23 juin 2026 Trois conseils pour le prix d’un.

Évangile de Jésus Christ selon saint Matthieu (Mt 7, 6.12-14) : «En ce temps-là, Jésus disait à ses disciples : « Ne donnez pas aux chiens ce qui est sacré ; ne jetez pas vos perles aux pourceaux, de peur qu’ils ne les piétinent,
puis se retournent pour vous déchirer.Tout ce que vous voudriez que les autres fassent pour vous, faites-le pour eux, vous aussi : voilà ce que disent la Loi et les Prophètes.Entrez par la porte étroite. Elle est grande, la porte,
il est large, le chemin qui conduit à la perdition ; et ils sont nombreux, ceux qui s’y engagent. Mais elle est étroite, la porte, il est resserré, le chemin qui conduit à la vie ; et ils sont peu nombreux, ceux qui le trouvent. »

Jésus nous donne aujourd’hui trois conseils infiniment précieux.  « Ne donnez pas aux chiens ce qui est sacré ; ne jetez pas vos perles aux pourceaux, de peur qu’ils ne les piétinent, puis se retournent pour vous déchirer. » Il nous invite à la prudence et au discernement. Nous ne pouvons pas partager toutes les grâces du Seigneur à n’importe qui. Il vaut mieux attendre le moment favorable. Pour offrir un cadeau, il faut réfléchir à la façon dont il peut être reçu. Certains ne sont pas prêts. Il y a des confidences sur notre vie spirituelle, sur notre vie fraternelle qu’il faut savoir garder pour soi.
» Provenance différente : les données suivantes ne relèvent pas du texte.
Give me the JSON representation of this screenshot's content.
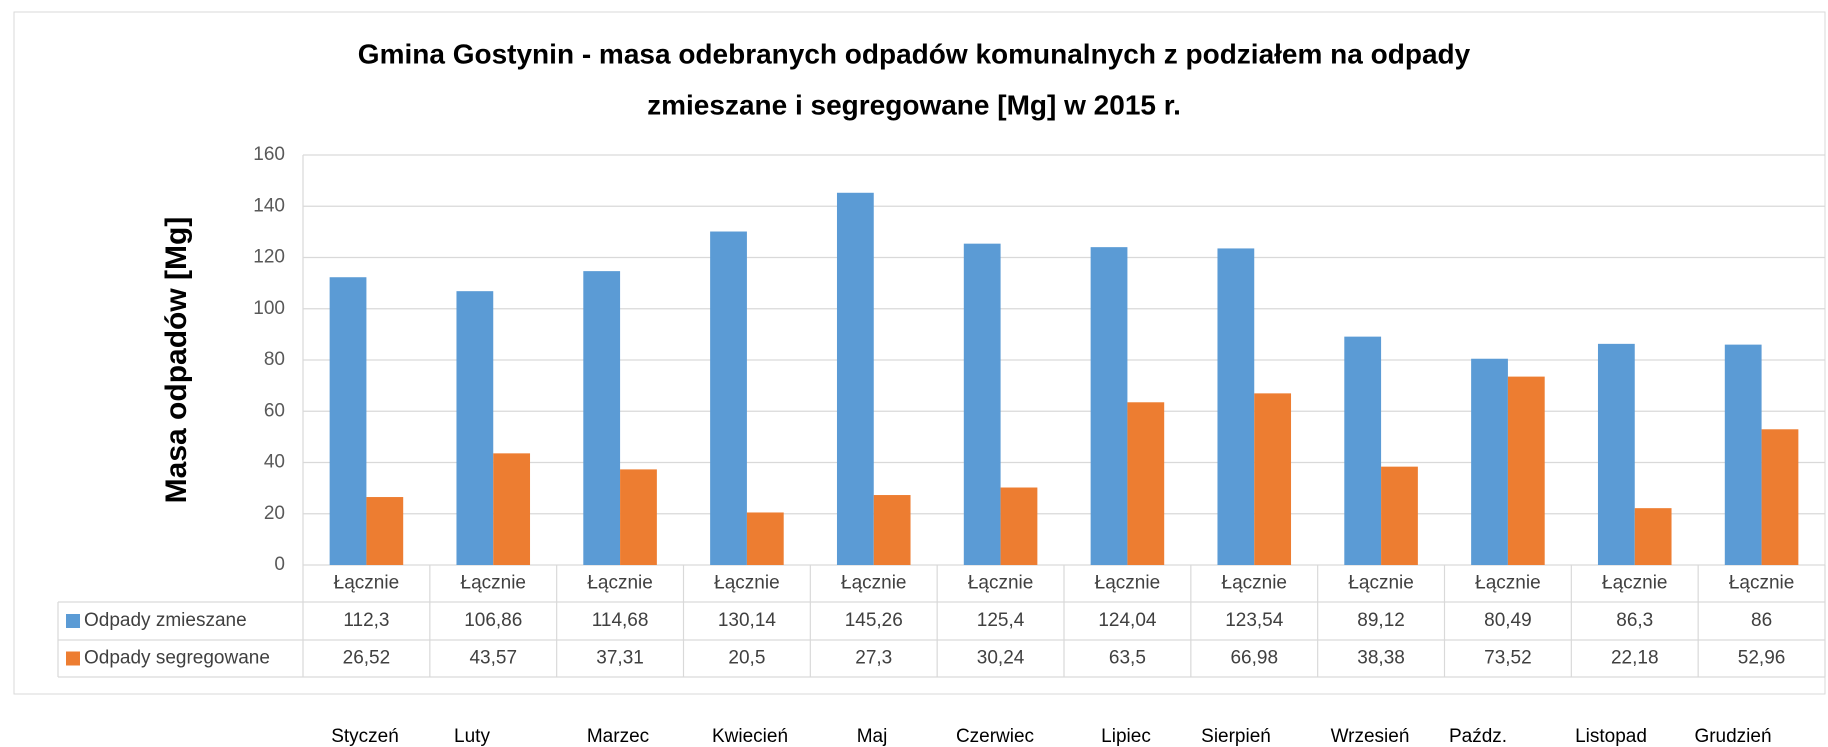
{
  "chart_data": {
    "type": "bar",
    "title": [
      "Gmina Gostynin - masa odebranych odpadów komunalnych z podziałem na odpady",
      "zmieszane i segregowane [Mg] w 2015 r."
    ],
    "y_label": "Masa odpadów [Mg]",
    "categories": [
      "Łącznie",
      "Łącznie",
      "Łącznie",
      "Łącznie",
      "Łącznie",
      "Łącznie",
      "Łącznie",
      "Łącznie",
      "Łącznie",
      "Łącznie",
      "Łącznie",
      "Łącznie"
    ],
    "months": [
      "Styczeń",
      "Luty",
      "Marzec",
      "Kwiecień",
      "Maj",
      "Czerwiec",
      "Lipiec",
      "Sierpień",
      "Wrzesień",
      "Paźdz.",
      "Listopad",
      "Grudzień"
    ],
    "series": [
      {
        "name": "Odpady zmieszane",
        "color": "#5b9bd5",
        "values": [
          112.3,
          106.86,
          114.68,
          130.14,
          145.26,
          125.4,
          124.04,
          123.54,
          89.12,
          80.49,
          86.3,
          86
        ],
        "value_labels": [
          "112,3",
          "106,86",
          "114,68",
          "130,14",
          "145,26",
          "125,4",
          "124,04",
          "123,54",
          "89,12",
          "80,49",
          "86,3",
          "86"
        ]
      },
      {
        "name": "Odpady segregowane",
        "color": "#ed7d31",
        "values": [
          26.52,
          43.57,
          37.31,
          20.5,
          27.3,
          30.24,
          63.5,
          66.98,
          38.38,
          73.52,
          22.18,
          52.96
        ],
        "value_labels": [
          "26,52",
          "43,57",
          "37,31",
          "20,5",
          "27,3",
          "30,24",
          "63,5",
          "66,98",
          "38,38",
          "73,52",
          "22,18",
          "52,96"
        ]
      }
    ],
    "ylim": [
      0,
      160
    ],
    "yticks": [
      0,
      20,
      40,
      60,
      80,
      100,
      120,
      140,
      160
    ],
    "grid": true
  }
}
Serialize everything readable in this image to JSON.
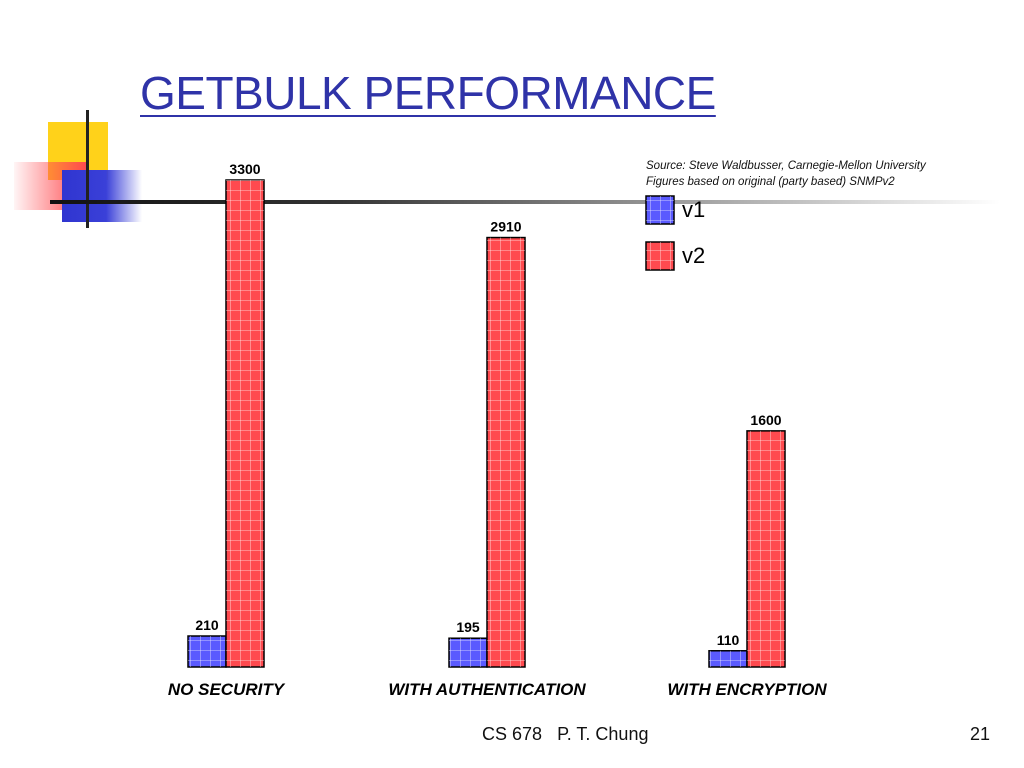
{
  "slide": {
    "title": "GETBULK PERFORMANCE",
    "source_line1": "Source: Steve Waldbusser, Carnegie-Mellon University",
    "source_line2": "Figures based on original (party based) SNMPv2",
    "footer_course": "CS 678",
    "footer_author": "P. T. Chung",
    "footer_page": "21"
  },
  "chart_data": {
    "type": "bar",
    "categories": [
      "NO SECURITY",
      "WITH AUTHENTICATION",
      "WITH ENCRYPTION"
    ],
    "series": [
      {
        "name": "v1",
        "values": [
          210,
          195,
          110
        ],
        "color": "#5a5aff"
      },
      {
        "name": "v2",
        "values": [
          3300,
          2910,
          1600
        ],
        "color": "#ff4a4f"
      }
    ],
    "data_labels": true,
    "ylim": [
      0,
      3300
    ],
    "grid": false,
    "legend_position": "top-right"
  }
}
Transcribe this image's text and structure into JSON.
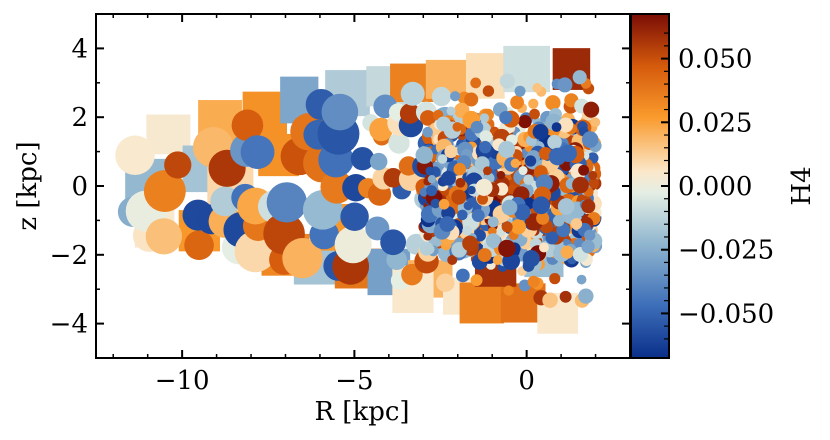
{
  "chart_data": {
    "type": "heatmap",
    "title": "",
    "xlabel": "R [kpc]",
    "ylabel": "z [kpc]",
    "xlim": [
      -12.5,
      3.0
    ],
    "ylim": [
      -5.0,
      5.0
    ],
    "xticks": [
      {
        "value": -10,
        "label": "−10"
      },
      {
        "value": -5,
        "label": "−5"
      },
      {
        "value": 0,
        "label": "0"
      }
    ],
    "yticks": [
      {
        "value": 4,
        "label": "4"
      },
      {
        "value": 2,
        "label": "2"
      },
      {
        "value": 0,
        "label": "0"
      },
      {
        "value": -2,
        "label": "−2"
      },
      {
        "value": -4,
        "label": "−4"
      }
    ],
    "colorbar": {
      "label": "H4",
      "vmin": -0.0675,
      "vmax": 0.0675,
      "colormap": [
        "#0a2f8a",
        "#3c6db8",
        "#8fb5cf",
        "#e4eee4",
        "#fbe8cc",
        "#fa9a2c",
        "#d45a0c",
        "#7a0d06"
      ],
      "ticks": [
        {
          "value": 0.05,
          "label": "0.050"
        },
        {
          "value": 0.025,
          "label": "0.025"
        },
        {
          "value": 0.0,
          "label": "0.000"
        },
        {
          "value": -0.025,
          "label": "−0.025"
        },
        {
          "value": -0.05,
          "label": "−0.050"
        }
      ]
    },
    "grid": false,
    "description_cells": [
      {
        "R": -10.4,
        "z": 1.5,
        "v": 0.004
      },
      {
        "R": -8.9,
        "z": 1.8,
        "v": 0.022
      },
      {
        "R": -7.6,
        "z": 2.1,
        "v": 0.03
      },
      {
        "R": -6.6,
        "z": 2.5,
        "v": -0.028
      },
      {
        "R": -5.2,
        "z": 2.7,
        "v": -0.015
      },
      {
        "R": -4.0,
        "z": 2.9,
        "v": -0.01
      },
      {
        "R": -3.3,
        "z": 3.0,
        "v": 0.035
      },
      {
        "R": -2.3,
        "z": 3.1,
        "v": 0.02
      },
      {
        "R": -1.2,
        "z": 3.2,
        "v": 0.008
      },
      {
        "R": 0.0,
        "z": 3.4,
        "v": -0.008
      },
      {
        "R": 1.3,
        "z": 3.4,
        "v": 0.06
      },
      {
        "R": -11.0,
        "z": 0.2,
        "v": -0.022
      },
      {
        "R": -10.8,
        "z": -1.2,
        "v": 0.004
      },
      {
        "R": -9.3,
        "z": 0.5,
        "v": -0.018
      },
      {
        "R": -9.5,
        "z": -1.3,
        "v": 0.028
      },
      {
        "R": -8.6,
        "z": 0.0,
        "v": 0.01
      },
      {
        "R": -8.0,
        "z": -1.4,
        "v": -0.008
      },
      {
        "R": -7.2,
        "z": 0.9,
        "v": 0.03
      },
      {
        "R": -7.0,
        "z": -2.0,
        "v": 0.033
      },
      {
        "R": -6.1,
        "z": -2.3,
        "v": -0.018
      },
      {
        "R": -5.6,
        "z": -1.2,
        "v": 0.028
      },
      {
        "R": -4.9,
        "z": -2.4,
        "v": 0.038
      },
      {
        "R": -4.0,
        "z": -2.5,
        "v": -0.03
      },
      {
        "R": -2.8,
        "z": -2.7,
        "v": 0.02
      },
      {
        "R": -1.8,
        "z": -3.2,
        "v": 0.005
      },
      {
        "R": -1.3,
        "z": -3.4,
        "v": 0.035
      },
      {
        "R": -0.1,
        "z": -3.4,
        "v": 0.04
      },
      {
        "R": 0.9,
        "z": -3.7,
        "v": 0.005
      },
      {
        "R": -3.3,
        "z": -3.0,
        "v": 0.005
      },
      {
        "R": -0.9,
        "z": -2.4,
        "v": 0.058
      },
      {
        "R": 0.5,
        "z": -2.1,
        "v": -0.02
      }
    ]
  }
}
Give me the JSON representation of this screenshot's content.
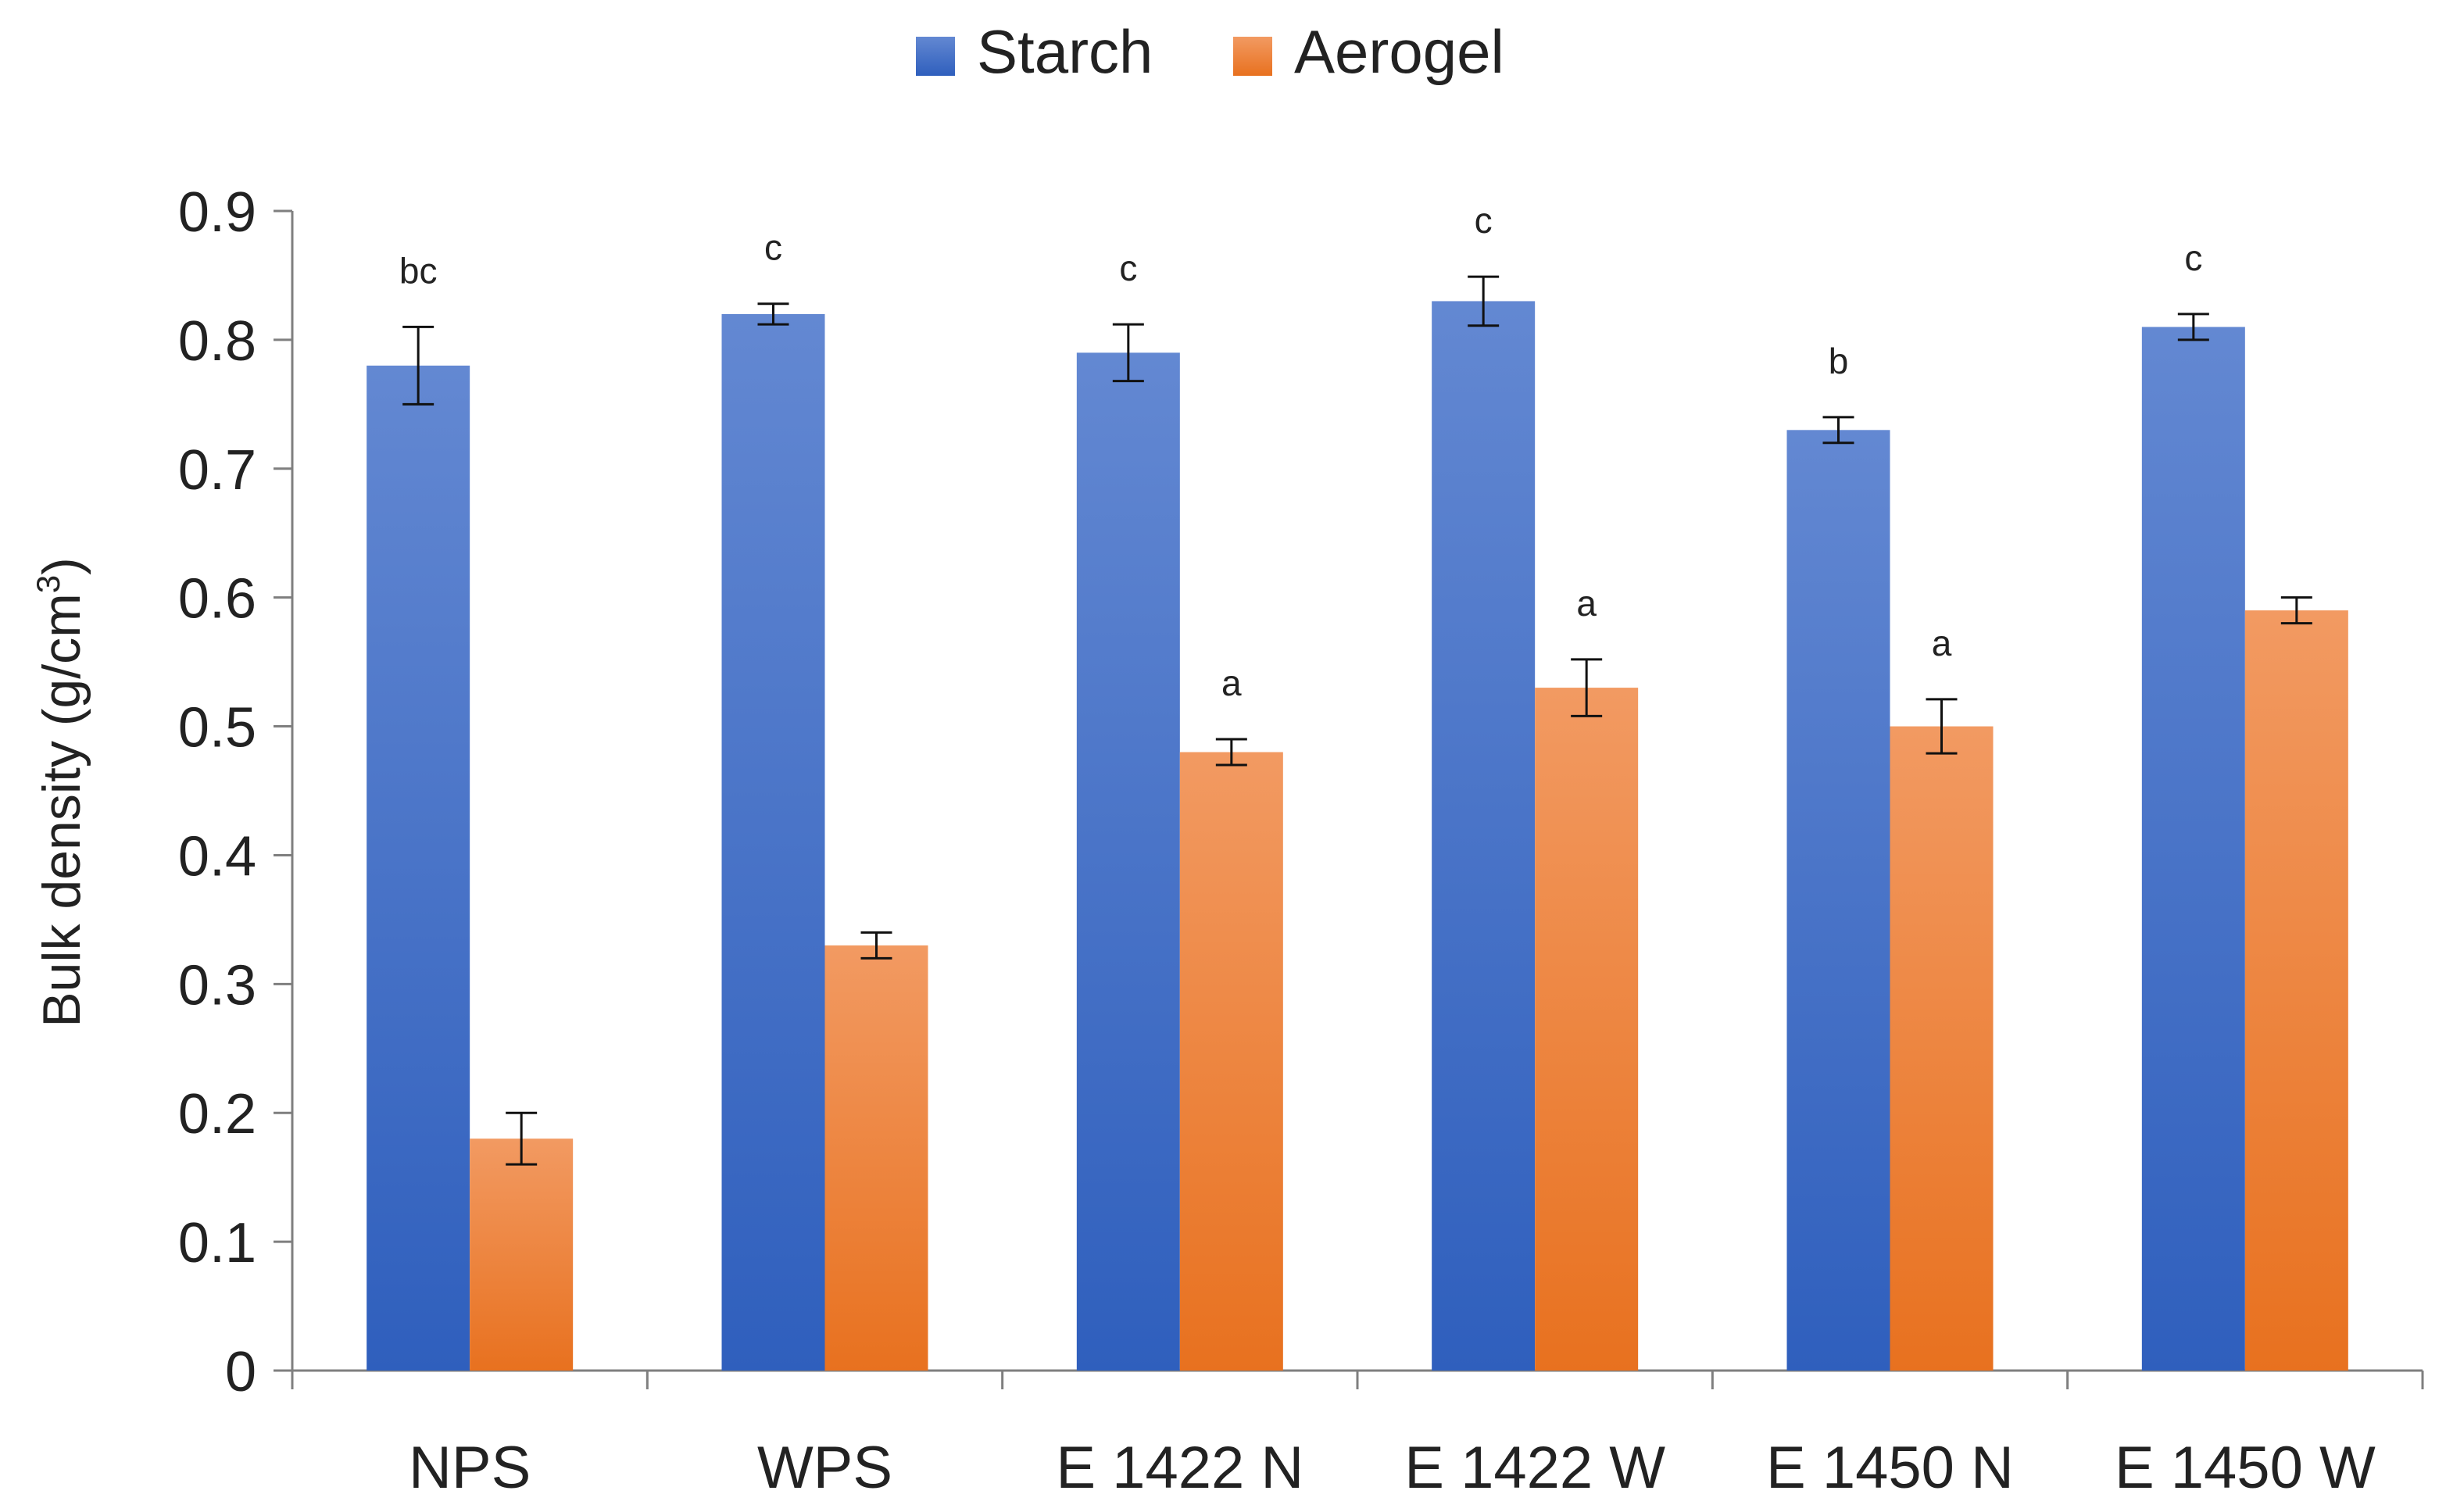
{
  "chart_data": {
    "type": "bar",
    "title": "",
    "xlabel": "",
    "ylabel": "Bulk density (g/cm",
    "ylabel_sup": "3",
    "ylabel_close": ")",
    "ylim": [
      0,
      0.9
    ],
    "yticks": [
      0,
      0.1,
      0.2,
      0.3,
      0.4,
      0.5,
      0.6,
      0.7,
      0.8,
      0.9
    ],
    "ytick_labels": [
      "0",
      "0.1",
      "0.2",
      "0.3",
      "0.4",
      "0.5",
      "0.6",
      "0.7",
      "0.8",
      "0.9"
    ],
    "grid": false,
    "legend": "top-center",
    "categories": [
      "NPS",
      "WPS",
      "E 1422 N",
      "E 1422 W",
      "E 1450 N",
      "E 1450 W"
    ],
    "series": [
      {
        "name": "Starch",
        "color": "#4472C4",
        "values": [
          0.78,
          0.82,
          0.79,
          0.83,
          0.73,
          0.81
        ],
        "errors": [
          0.03,
          0.008,
          0.022,
          0.019,
          0.01,
          0.01
        ],
        "annotations": [
          "bc",
          "c",
          "c",
          "c",
          "b",
          "c"
        ]
      },
      {
        "name": "Aerogel",
        "color": "#ED7D31",
        "values": [
          0.18,
          0.33,
          0.48,
          0.53,
          0.5,
          0.59
        ],
        "errors": [
          0.02,
          0.01,
          0.01,
          0.022,
          0.021,
          0.01
        ],
        "annotations": [
          "",
          "",
          "a",
          "a",
          "a",
          ""
        ]
      }
    ]
  }
}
Saint Paul écrit aux Corinthiens : « Frères, je n’ai pas pu vous parler comme à des spirituels, mais comme à des êtres seulement charnels, comme à des petits enfants dans le Christ. C’est du lait que je vous ai donné, et non de la nourriture solide ; vous n’auriez pas pu en manger, et encore maintenant vous ne le pouvez pas ». Merci Jésus, pour ce bon conseil, et merci pour l’humour. Tu n’as pu parler de chiens et de pourceaux pour ceux qui en l’état des choses, ne peuvent pas recevoir les trésors de la vie avec toi qu’avec un bon sourire aux lèvres et beaucoup de tendresse. Merci pour les petits cochons et les toutous.   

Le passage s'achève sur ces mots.